UN, imbuhnya, tidak bisa dijadikan batu uji karena menyamaratakan UN dan kualitas sekolah di seluruh Indonesia. Hal ini akibat masih adanya sentralisasi pendidikan di Indonesia.
"Harusnya (tiap sekolah) ada standar yang diaudit Kemendiknas karena yang kenal dengan siswanya kan guru sekolahnya. Perlu meninjau sejauh mana UN itu fungsional, mencapai sasaran yang kita inginkan," jelasnya.
Selain UN dalam sistem pendidikan nasional, Todung menyoroti minimnya keteladanan yang semakin memudar dalam kegiatan belajar mengajar.

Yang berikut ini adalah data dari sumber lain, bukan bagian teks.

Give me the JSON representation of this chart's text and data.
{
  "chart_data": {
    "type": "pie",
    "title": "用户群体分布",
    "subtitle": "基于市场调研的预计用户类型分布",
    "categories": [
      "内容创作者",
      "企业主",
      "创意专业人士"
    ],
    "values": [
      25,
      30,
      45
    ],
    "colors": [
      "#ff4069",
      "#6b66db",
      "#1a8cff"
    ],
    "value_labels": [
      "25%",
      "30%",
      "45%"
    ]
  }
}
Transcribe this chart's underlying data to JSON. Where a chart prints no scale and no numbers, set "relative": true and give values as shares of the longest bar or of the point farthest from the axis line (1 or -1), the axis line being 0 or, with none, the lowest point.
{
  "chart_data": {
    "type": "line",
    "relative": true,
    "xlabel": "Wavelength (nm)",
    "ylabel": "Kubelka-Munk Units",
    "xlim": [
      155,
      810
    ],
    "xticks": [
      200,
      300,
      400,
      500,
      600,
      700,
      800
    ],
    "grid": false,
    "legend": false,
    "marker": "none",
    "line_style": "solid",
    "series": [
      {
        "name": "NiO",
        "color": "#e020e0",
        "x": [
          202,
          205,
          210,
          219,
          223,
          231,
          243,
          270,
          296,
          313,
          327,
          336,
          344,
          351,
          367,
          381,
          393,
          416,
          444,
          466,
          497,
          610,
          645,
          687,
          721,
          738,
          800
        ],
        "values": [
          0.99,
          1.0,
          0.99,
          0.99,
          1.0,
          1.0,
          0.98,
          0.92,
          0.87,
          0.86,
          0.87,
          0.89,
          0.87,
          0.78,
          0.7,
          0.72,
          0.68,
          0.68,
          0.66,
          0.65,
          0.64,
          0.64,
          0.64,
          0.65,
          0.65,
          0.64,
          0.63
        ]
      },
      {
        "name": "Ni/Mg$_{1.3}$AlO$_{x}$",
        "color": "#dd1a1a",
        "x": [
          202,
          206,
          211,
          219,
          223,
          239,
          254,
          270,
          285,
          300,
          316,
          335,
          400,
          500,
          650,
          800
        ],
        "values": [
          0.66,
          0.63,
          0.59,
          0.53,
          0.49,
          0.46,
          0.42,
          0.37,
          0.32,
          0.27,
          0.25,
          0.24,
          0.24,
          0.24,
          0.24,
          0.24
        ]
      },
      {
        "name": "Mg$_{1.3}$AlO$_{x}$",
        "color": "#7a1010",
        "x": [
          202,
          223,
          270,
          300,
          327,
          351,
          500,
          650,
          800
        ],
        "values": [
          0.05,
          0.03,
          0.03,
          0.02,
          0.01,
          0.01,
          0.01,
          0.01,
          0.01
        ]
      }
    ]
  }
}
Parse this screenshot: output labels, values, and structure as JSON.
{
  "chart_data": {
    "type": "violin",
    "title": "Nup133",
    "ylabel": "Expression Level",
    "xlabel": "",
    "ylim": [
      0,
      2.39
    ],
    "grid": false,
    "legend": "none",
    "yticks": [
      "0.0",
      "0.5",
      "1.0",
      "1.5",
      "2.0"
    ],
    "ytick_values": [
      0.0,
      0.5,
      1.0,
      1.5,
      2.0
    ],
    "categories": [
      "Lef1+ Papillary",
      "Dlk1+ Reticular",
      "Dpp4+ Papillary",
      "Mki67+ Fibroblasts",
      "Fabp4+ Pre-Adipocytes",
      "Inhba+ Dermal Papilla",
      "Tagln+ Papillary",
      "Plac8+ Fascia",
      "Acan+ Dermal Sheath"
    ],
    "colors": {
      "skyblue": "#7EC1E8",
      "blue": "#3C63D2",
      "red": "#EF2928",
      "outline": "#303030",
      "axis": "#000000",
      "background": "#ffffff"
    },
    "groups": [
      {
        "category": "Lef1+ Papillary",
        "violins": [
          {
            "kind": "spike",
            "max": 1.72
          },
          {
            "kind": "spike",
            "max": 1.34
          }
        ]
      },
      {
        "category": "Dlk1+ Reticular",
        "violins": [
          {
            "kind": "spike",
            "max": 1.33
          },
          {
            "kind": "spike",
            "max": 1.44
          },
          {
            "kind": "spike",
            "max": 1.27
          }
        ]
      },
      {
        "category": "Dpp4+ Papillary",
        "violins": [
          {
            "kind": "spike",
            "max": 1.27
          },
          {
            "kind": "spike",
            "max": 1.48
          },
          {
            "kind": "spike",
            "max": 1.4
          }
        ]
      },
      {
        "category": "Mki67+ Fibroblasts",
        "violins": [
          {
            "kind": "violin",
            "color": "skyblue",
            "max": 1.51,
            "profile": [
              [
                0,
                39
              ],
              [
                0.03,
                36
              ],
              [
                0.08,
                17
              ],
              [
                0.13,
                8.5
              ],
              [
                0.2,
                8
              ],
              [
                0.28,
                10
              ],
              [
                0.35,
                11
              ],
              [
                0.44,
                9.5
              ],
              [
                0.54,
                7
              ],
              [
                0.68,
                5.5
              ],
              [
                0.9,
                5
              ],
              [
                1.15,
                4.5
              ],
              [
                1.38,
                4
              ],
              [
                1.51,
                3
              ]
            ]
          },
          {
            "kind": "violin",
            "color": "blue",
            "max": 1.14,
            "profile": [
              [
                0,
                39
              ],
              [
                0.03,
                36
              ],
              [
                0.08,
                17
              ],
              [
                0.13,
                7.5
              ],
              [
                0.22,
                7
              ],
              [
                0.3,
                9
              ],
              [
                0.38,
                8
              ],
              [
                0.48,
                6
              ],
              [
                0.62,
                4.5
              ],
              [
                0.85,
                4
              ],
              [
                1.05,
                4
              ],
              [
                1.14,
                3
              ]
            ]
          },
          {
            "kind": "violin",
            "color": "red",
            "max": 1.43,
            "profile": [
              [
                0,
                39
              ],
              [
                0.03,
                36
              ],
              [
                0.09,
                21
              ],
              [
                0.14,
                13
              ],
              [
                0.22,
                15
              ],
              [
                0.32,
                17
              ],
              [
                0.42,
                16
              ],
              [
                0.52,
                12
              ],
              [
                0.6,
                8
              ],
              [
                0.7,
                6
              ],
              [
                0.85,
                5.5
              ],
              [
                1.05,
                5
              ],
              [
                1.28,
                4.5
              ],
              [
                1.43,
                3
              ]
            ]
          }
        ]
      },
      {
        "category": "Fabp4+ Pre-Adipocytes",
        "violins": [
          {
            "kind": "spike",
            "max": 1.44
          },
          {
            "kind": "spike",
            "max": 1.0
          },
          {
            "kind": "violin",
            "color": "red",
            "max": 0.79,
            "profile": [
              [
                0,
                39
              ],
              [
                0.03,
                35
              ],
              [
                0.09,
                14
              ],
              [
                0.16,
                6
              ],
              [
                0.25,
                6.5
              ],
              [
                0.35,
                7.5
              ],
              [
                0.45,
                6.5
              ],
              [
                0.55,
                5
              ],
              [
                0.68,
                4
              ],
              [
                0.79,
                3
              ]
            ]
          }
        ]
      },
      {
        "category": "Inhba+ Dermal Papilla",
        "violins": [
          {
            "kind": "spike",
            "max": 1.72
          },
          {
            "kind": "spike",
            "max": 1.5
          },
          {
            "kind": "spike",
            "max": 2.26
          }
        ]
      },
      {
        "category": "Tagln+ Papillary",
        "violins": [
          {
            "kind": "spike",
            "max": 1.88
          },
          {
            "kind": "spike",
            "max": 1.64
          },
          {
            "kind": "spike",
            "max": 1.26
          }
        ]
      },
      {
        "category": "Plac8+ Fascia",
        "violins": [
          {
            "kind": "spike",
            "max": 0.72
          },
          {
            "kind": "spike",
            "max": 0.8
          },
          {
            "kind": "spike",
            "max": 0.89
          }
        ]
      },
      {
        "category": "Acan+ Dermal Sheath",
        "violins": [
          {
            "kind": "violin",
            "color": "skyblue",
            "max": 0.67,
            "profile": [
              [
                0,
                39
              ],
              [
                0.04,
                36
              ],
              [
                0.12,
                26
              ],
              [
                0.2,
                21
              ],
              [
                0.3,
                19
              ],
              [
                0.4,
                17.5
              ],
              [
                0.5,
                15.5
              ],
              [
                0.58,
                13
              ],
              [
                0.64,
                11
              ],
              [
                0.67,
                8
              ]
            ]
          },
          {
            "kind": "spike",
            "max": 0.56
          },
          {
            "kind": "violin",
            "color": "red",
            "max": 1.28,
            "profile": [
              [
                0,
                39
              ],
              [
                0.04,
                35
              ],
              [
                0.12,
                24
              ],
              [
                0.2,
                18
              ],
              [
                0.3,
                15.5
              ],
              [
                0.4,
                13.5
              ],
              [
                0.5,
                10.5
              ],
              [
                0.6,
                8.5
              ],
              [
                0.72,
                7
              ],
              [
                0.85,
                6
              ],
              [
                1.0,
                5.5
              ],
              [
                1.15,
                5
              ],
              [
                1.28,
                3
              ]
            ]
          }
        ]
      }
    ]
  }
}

"Tidak ada teladan, itu kan semakin lama semakin memudar. Saya tidak mengatakan semua guru seperti itu, masih banyak guru yang sangat mulia memperjuangkan nilai-nilai kejujuran," jelas Todung yang menyatakan tak pernah mencontek selama bersekolah itu.
Seperti diketahui, Siami dan keluarganya harus meninggalkan rumahnya untuk mengungsi demi menghindari kemarahan warga. Warga menuding Siami tidak punya hati karena akibat kejujurannya mengungkap mencontek massal, kepala sekolah dan dua guru SDN Gadel II/577 Tandes diberi sanksi.
Kasus contek massal serupa juga terjadi di SDN 06 Petang, Pesanggrahan, Jakarta Selatan, sebagaimana yang dilaporkan Irma Lubis ke Komisi Nasional Perlindungan Anak. Menurut pengakuan anak Irma, menjelang UN 2011 siswa diminta membuat kesepakatan di mana anak yang pintar harus membantu murid yang kurang pintar.